High above the entrance hovers the silver-rayed Virgin of Luján, blessing the travellers who pass beneath her in her stiff, isosceles skirts.
At
twenty-past four, the first bus pulls into the station. As Ana sits up, the names of the coach companies skid like Scrabble letters back into their horizontal lines.
‘Do I have to open my eyes?’ Lucas asks.
‘In a moment,’ she says. ‘I’ll tell you.’
In the corners of the bus station there is movement. Shadows she hadn’t noticed before change shape and then turn vertical; as if from the dead, bodies rise from the tiled floor. Oil workers, farmers, Indians, they rub their eyes and gravitate towards the counters, waiting to purchase their fares.
A light goes on at the Blue Star office window. Ana gives Lucas a nudge.
Ten minutes later, the coach’s hydraulic doors sigh open and the two of them are scrambling up the steps. Video screens stare blankly as they burrow into their anoraks and pray for the heating to work.
Torn between exhaustion and curiosity, Ana struggles against sleep and is defeated. As the bus rolls south, her mind is filled with mysteries that later she isn’t sure she has witnessed: the pitch of the night-time Atlantic; old men peddling newspapers under deserted street lamps; oil pumps probing the land like water birds, bloodshot eyes unblinking in the dark.

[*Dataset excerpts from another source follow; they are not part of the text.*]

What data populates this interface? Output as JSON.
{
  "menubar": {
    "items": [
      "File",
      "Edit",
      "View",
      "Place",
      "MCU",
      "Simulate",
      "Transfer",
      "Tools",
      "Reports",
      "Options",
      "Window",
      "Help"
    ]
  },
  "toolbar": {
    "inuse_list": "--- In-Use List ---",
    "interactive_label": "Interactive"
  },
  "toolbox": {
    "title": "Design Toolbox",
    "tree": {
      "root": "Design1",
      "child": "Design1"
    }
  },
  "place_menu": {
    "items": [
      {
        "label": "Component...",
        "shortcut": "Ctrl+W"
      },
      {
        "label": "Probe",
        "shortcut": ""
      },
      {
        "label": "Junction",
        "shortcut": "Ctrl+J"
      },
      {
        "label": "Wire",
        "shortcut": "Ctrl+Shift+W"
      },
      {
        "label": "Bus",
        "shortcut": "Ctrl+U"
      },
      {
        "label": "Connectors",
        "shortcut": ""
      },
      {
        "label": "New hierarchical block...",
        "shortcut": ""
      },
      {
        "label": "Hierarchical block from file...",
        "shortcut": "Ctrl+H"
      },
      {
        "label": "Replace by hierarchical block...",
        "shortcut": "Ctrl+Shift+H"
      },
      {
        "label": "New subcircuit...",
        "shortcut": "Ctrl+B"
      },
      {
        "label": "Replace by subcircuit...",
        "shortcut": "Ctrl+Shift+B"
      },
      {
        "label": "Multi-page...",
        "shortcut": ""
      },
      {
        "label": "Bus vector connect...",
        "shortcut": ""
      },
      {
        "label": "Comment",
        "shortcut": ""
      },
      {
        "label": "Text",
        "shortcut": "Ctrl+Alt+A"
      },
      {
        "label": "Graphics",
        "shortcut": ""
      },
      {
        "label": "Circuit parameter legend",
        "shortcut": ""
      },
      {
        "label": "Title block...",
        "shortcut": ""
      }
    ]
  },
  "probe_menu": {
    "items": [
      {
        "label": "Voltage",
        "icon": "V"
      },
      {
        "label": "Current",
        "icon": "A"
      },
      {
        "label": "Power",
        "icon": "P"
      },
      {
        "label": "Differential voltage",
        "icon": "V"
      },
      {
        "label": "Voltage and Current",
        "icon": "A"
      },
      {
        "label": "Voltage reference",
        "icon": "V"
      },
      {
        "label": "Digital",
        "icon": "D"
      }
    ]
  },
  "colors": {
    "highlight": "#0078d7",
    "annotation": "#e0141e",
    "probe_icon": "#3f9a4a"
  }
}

She awakens to dawn in what feels like another country: to skies drenched lemon-yellow and purple over landscapes like the bottom of the sea.
Mesas loom like reefs against the horizon, washed over by the night’s retreating tide. Horses wade through the stringy light like creatures escaped from a myth. And in the distance, the shock of the cordillera, its razorback ridges juddering down South America’s seahorse tail.
They pass a shrine to Gauchito Gil, the folk saint’s chapel shimmering against the tundra under its drapery of crimson rags. Scarlet ribbons flap like wartime bandages against its blood-red breezeblocks in the wind.
Suddenly, in the middle of the highway, the bus decelerates, then groans to a halt. The day is overcast and there is no town, not even a building in sight.
Two men in khaki uniform mount the steps and work their way down the aisle. The metal of their weapons jars in the fuggy warmth.